More than twenty years ago, I had an experience with two very different leaders. Those experiences have dramatically shaped my own view of leadership. In the end, they represent two very different styles, leading to two very different results.
One evening in 1988, my business partner and I had dinner with one of the most prominent pastors in America. He’s not so well known now, but at the time he was at the top of his game.
His name was a household word. He had enjoyed a string of bestsellers and one of the largest viewing audience of any TV evangelist. We were there to talk about the prospect of publishing his next book.
He was his usual charming self at dinner. For about forty-five minutes he regaled us with stories of his children, his grandchildren, his new house, the growth of his ministry and influence, etc. Never once did he ask us about our lives, our families, or our business. We got the distinct sense that this was merely another speech, masquerading as a conversation.
Finally, he came up for air. Seeming a bit embarrassed that he had waxed on and on about himself, he said, “I’m sorry, enough about me …”
For a nano-second, we felt a spark of hope. It was quickly extinguished when—without taking a breath—he continued: “Let’s talk about my book.”
In the ten years I was in a business relationship with this author, I don’t recall him ever asking me a single question. At the end of our association, he didn’t know me any better than he did the first day we met.
Contrast this with another meeting I had in 1983. At the time, I was working for Word Books, a company that Thomas Nelson later acquired. I was an acquistions editor. My boss, Ernie Owen, was a master at author relations. He rightly believed that this was the cornerstone of any successful publishing program.
As part of my training, he sent me to Anchorage, Alaska to attend the Billy Graham Crusade. He thought it would be good for us to support Mr. Graham in this way since we were his exclusive publisher.
I was 28-years-old. I had never met anyone as famous as Mr. Graham, and I was nervous as I could possibly be. I spent the long plane ride from Dallas to Anchorage writing out a set of questions I intended to ask Mr. Graham when we met.
I arrived at the arena where Mr. Graham was scheduled to speak about an hour before the program was to begin. My palms were sweating. My mouth was dry. But I was eager to meet this great man of God, counting it an extraordinary privilege to meet such a living legend.

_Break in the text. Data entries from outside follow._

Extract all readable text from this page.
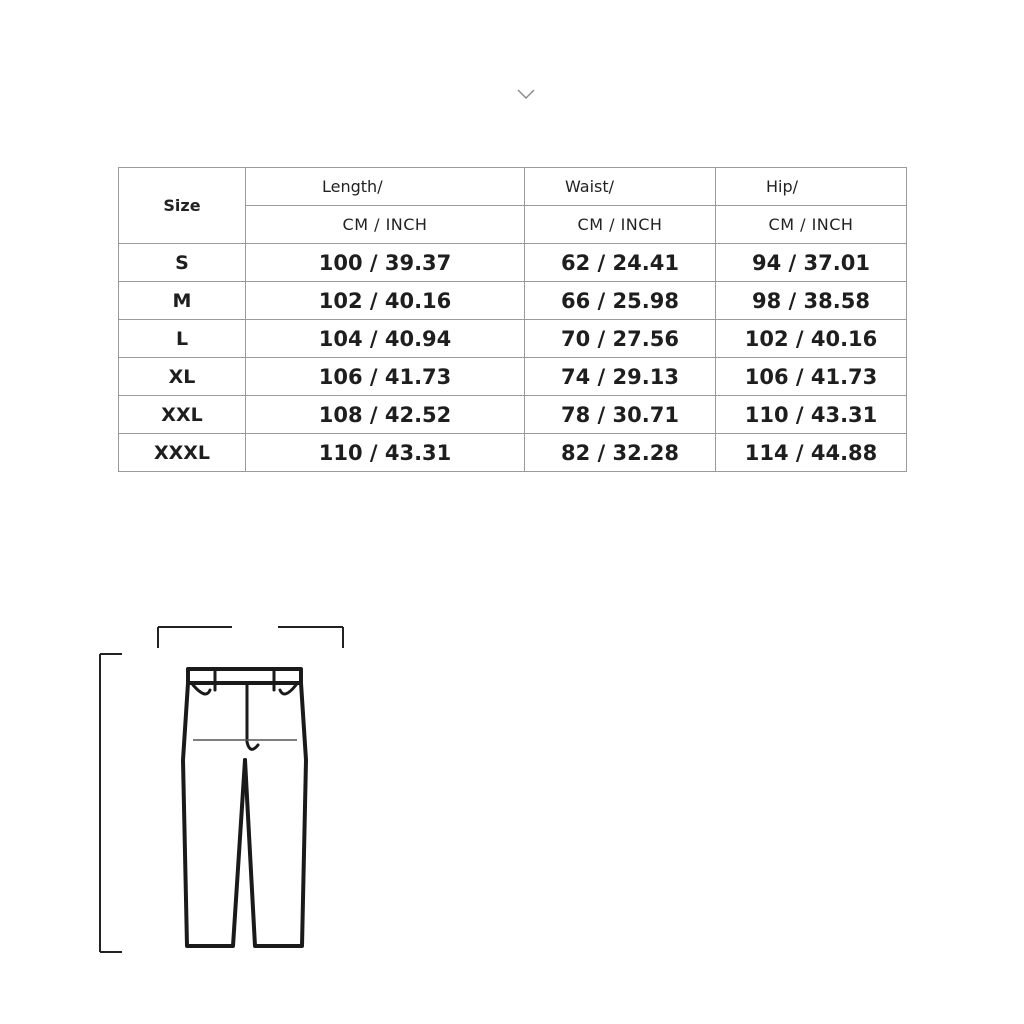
Size	Length/	Waist/	Hip/
	CM / INCH	CM / INCH	CM / INCH
S	100 / 39.37	62 / 24.41	94 / 37.01
M	102 / 40.16	66 / 25.98	98 / 38.58
L	104 / 40.94	70 / 27.56	102 / 40.16
XL	106 / 41.73	74 / 29.13	106 / 41.73
XXL	108 / 42.52	78 / 30.71	110 / 43.31
XXXL	110 / 43.31	82 / 32.28	114 / 44.88
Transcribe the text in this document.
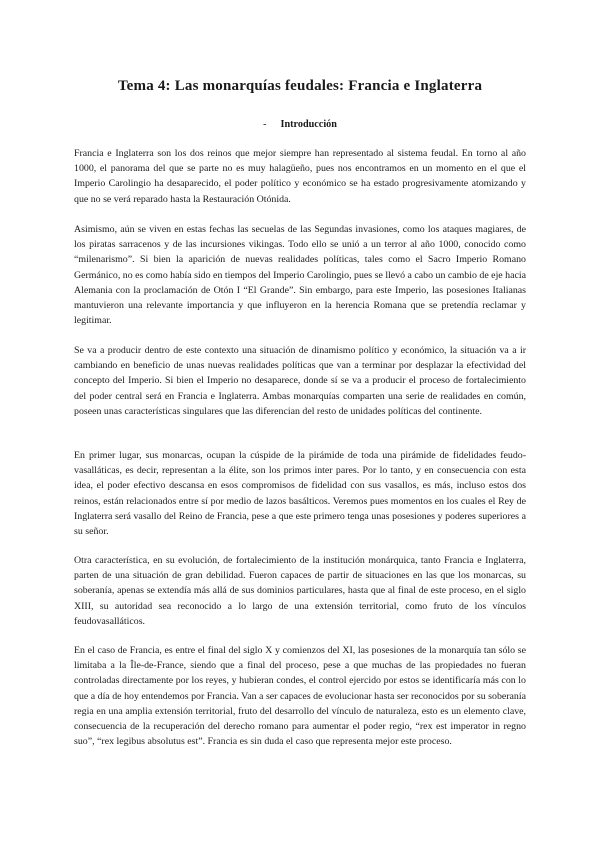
Tema 4: Las monarquías feudales: Francia e Inglaterra

- Introducción

Francia e Inglaterra son los dos reinos que mejor siempre han representado al sistema feudal. En torno al año 1000, el panorama del que se parte no es muy halagüeño, pues nos encontramos en un momento en el que el Imperio Carolingio ha desaparecido, el poder político y económico se ha estado progresivamente atomizando y que no se verá reparado hasta la Restauración Otónida.

Asimismo, aún se viven en estas fechas las secuelas de las Segundas invasiones, como los ataques magiares, de los piratas sarracenos y de las incursiones vikingas. Todo ello se unió a un terror al año 1000, conocido como “milenarismo”. Si bien la aparición de nuevas realidades políticas, tales como el Sacro Imperio Romano Germánico, no es como había sido en tiempos del Imperio Carolingio, pues se llevó a cabo un cambio de eje hacia Alemania con la proclamación de Otón I “El Grande”. Sin embargo, para este Imperio, las posesiones Italianas mantuvieron una relevante importancia y que influyeron en la herencia Romana que se pretendía reclamar y legitimar.

Se va a producir dentro de este contexto una situación de dinamismo político y económico, la situación va a ir cambiando en beneficio de unas nuevas realidades políticas que van a terminar por desplazar la efectividad del concepto del Imperio. Si bien el Imperio no desaparece, donde sí se va a producir el proceso de fortalecimiento del poder central será en Francia e Inglaterra. Ambas monarquías comparten una serie de realidades en común, poseen unas características singulares que las diferencian del resto de unidades políticas del continente.

En primer lugar, sus monarcas, ocupan la cúspide de la pirámide de toda una pirámide de fidelidades feudo-vasalláticas, es decir, representan a la élite, son los primos inter pares. Por lo tanto, y en consecuencia con esta idea, el poder efectivo descansa en esos compromisos de fidelidad con sus vasallos, es más, incluso estos dos reinos, están relacionados entre sí por medio de lazos basálticos. Veremos pues momentos en los cuales el Rey de Inglaterra será vasallo del Reino de Francia, pese a que este primero tenga unas posesiones y poderes superiores a su señor.

Otra característica, en su evolución, de fortalecimiento de la institución monárquica, tanto Francia e Inglaterra, parten de una situación de gran debilidad. Fueron capaces de partir de situaciones en las que los monarcas, su soberanía, apenas se extendía más allá de sus dominios particulares, hasta que al final de este proceso, en el siglo XIII, su autoridad sea reconocido a lo largo de una extensión territorial, como fruto de los vínculos feudovasalláticos.

En el caso de Francia, es entre el final del siglo X y comienzos del XI, las posesiones de la monarquía tan sólo se limitaba a la Île-de-France, siendo que a final del proceso, pese a que muchas de las propiedades no fueran controladas directamente por los reyes, y hubieran condes, el control ejercido por estos se identificaría más con lo que a día de hoy entendemos por Francia. Van a ser capaces de evolucionar hasta ser reconocidos por su soberanía regia en una amplia extensión territorial, fruto del desarrollo del vínculo de naturaleza, esto es un elemento clave, consecuencia de la recuperación del derecho romano para aumentar el poder regio, “rex est imperator in regno suo”, “rex legibus absolutus est”. Francia es sin duda el caso que representa mejor este proceso.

One of his aides ushered me back to the “Green Room”—the special preparation room where speakers wait until it is their turn to speak. When I walked into the room, Mr. Graham was the only one there. He immediately stood up, smiled, and extended his hand, “Hi, Michael, my name is Billy.” (As if I didn’t know.)
He invited me to sit down and visit with him. I pulled out my day planner with my list of questions. I never got to ask a single one.
Mr. Graham pummeled me with questions. He asked about my upbringing, my family, and my business. He asked me about my relationship with Christ.
These were not the questions of an interrogator but a friend. He laughed easily, and followed up every answer with another query—before I could turn the tables. He never took his eyes off me. He was totally present.
I left feeling known and validated. I was on cloud nine. In 20 minutes, he had an impact on me that would forever change the way I think about leadership. I remember thinking, If I am ever in a position of leadership, that’s the kind of person I want to be!
Two leaders. Two styles. Two very different outcomes. The first one is essentially washed up. He essentially has no influence today. Meanwhile, at age 92, Mr. Graham has left a legacy—not only in the lives of the millions he has touched, but in my heart. The legend lives on.
Question: What kind of leader are you? Is it all about you or is it all about them?